ADULT VOICE DISORDERS
What is a Voice Disorder?
A voice disorder may be characterized by hoarseness, vocal fatigue, raspiness, periodic loss of voice, or inappropriate pitch or loudness. Voice disorders are more common than most people realize. Approximately 28 million workers in the U.S. experience daily voice problems.* Many of them are teachers, sales personnel, clergy, singers, fitness instructors, homemakers, business executives, coaches, speakers, or people who speak often in noisy environments. Most voice disorders are caused by misuse of the voice, such as talking too loudly, talking too much on one breath, speaking with effort from the throat, shouting, straining, chronic throat clearing, and, believe it or not, whispering! Other voice disorders may result from a virus or an unrelated surgical procedure. Certain medical conditions (such as reflux, allergies, asthma, effects of certain medications) and lifestyle habits (such as smoking, alcohol, sodas, caffeine, insufficient hydration) can also effect the voice.
Warning Signs You Might Have a Voice Disorder:
- Hoarseness, raspiness, or strain on a daily, weekly, or otherwise frequent basis
- Voice sounds deeper (lower)
- Needing to repeat, especially in background noise
- Others ask “what’s wrong with your voice?”
- Speaking becomes an effort
- Voice worsens as the day goes on
- Uncomfortable feeling/strain in the throat when at work, home, socially, or in the community
- Straining to sing higher notes
- “Laryngitis” lingering well after a cold/upper respiratory infection has passed
- A voice problem that lasts longer than 2-3 weeks.
Why are Voice Disorders Serious in Adults?
- May indicate vocal cord injury, such as swelling, inflammation, nodules, polyps, cysts, vocal cord paralysis, malignancies, or other abnormalities.
- May affect job performance or job status.
- May affect difficulty communicating at home, socially, and in the community.
- May indicate a serious health problem.
- May affect self-image and self-confidence.

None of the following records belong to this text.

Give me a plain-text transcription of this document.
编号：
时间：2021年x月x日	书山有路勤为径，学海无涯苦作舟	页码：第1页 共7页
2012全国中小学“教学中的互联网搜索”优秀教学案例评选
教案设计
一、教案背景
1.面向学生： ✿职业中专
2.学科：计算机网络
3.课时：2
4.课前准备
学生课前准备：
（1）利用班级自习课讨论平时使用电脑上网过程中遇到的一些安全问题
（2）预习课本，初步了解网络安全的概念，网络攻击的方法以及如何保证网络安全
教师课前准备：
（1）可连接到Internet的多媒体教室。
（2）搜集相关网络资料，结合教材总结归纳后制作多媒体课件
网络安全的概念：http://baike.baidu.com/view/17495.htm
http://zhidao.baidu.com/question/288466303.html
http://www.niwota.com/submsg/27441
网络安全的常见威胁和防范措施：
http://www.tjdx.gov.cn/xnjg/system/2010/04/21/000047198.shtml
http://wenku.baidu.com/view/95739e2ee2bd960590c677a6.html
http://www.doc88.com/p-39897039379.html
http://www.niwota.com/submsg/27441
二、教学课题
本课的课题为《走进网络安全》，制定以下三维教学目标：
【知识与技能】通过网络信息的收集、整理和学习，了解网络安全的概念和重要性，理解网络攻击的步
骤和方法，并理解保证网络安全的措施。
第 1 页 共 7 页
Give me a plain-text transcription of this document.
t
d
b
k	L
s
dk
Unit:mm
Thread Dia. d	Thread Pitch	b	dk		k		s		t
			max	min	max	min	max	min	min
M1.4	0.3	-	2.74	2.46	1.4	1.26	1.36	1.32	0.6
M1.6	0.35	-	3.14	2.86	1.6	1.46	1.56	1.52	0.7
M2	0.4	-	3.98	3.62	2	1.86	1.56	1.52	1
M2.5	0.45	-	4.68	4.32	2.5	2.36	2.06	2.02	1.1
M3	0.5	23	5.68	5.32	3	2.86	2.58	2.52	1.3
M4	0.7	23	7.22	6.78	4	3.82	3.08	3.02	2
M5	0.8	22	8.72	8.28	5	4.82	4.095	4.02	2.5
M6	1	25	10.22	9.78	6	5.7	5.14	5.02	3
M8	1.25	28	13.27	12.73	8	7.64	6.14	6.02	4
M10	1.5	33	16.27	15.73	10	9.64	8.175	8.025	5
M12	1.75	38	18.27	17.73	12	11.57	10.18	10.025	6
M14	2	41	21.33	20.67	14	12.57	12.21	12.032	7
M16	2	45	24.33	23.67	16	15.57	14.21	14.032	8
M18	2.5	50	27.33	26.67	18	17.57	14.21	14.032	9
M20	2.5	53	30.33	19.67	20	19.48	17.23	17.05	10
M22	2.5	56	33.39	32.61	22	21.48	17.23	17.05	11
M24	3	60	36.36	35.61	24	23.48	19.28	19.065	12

How Can Voice Problems be Helped?
If you think you or someone you know has a voice problem, talk to your doctor about seeing an ENT (Ear, Nose, and Throat) physician. After having seen an ENT physician, a voice evaluation and voice therapy may be recommended. Since the field of speech-language pathology has grown considerably over the decades, be sure to see a speech-language pathologist specializing in voice disorders.
Most people do not realize that many voice problems can be helped with voice therapy alone. For example, voice therapy alone can be highly effective in reducing or eliminating vocal nodules, and its associated symptoms. In some cases, voice therapy is used in combination with medical/surgical management. Medical management may include medication for other conditions which may also affect the voice , like reflux or allergies. Vocal cord surgery may be recommended for certain conditions that do not respond to an initial trial of voice therapy, are longstanding conditions, or are complex cases.
Most people have never heard of voice therapy. That is not surprising, since most people don’t associate their hoarseness or intermittent voice problems with the way they are using their voice. They usually tell us they attribute it to another medical condition, or think a voice problem is to be expected given the speaking demands of their job/lifestyle. Help is usually sought only when it significantly interferes with the ability to function at home, work, or socially.
Voice therapy typically involves learning how to produce the voice without strain, using proper breath support for conversation and vocal projection (if necessary), reducing excessive muscle tension of the voice box, using alternatives to vocal misuse habits, relaxation techniques, vocal and non-vocal warm-up techniques, proper hydration and dietary guidelines regarding reflux precautions, and education about how the voice works. Most importantly, voice therapy techniques help to unlearn old habits and create new, healthy habits that become second-nature, last a long time, and restore the person’s ability to communicate with ease in a variety of situations.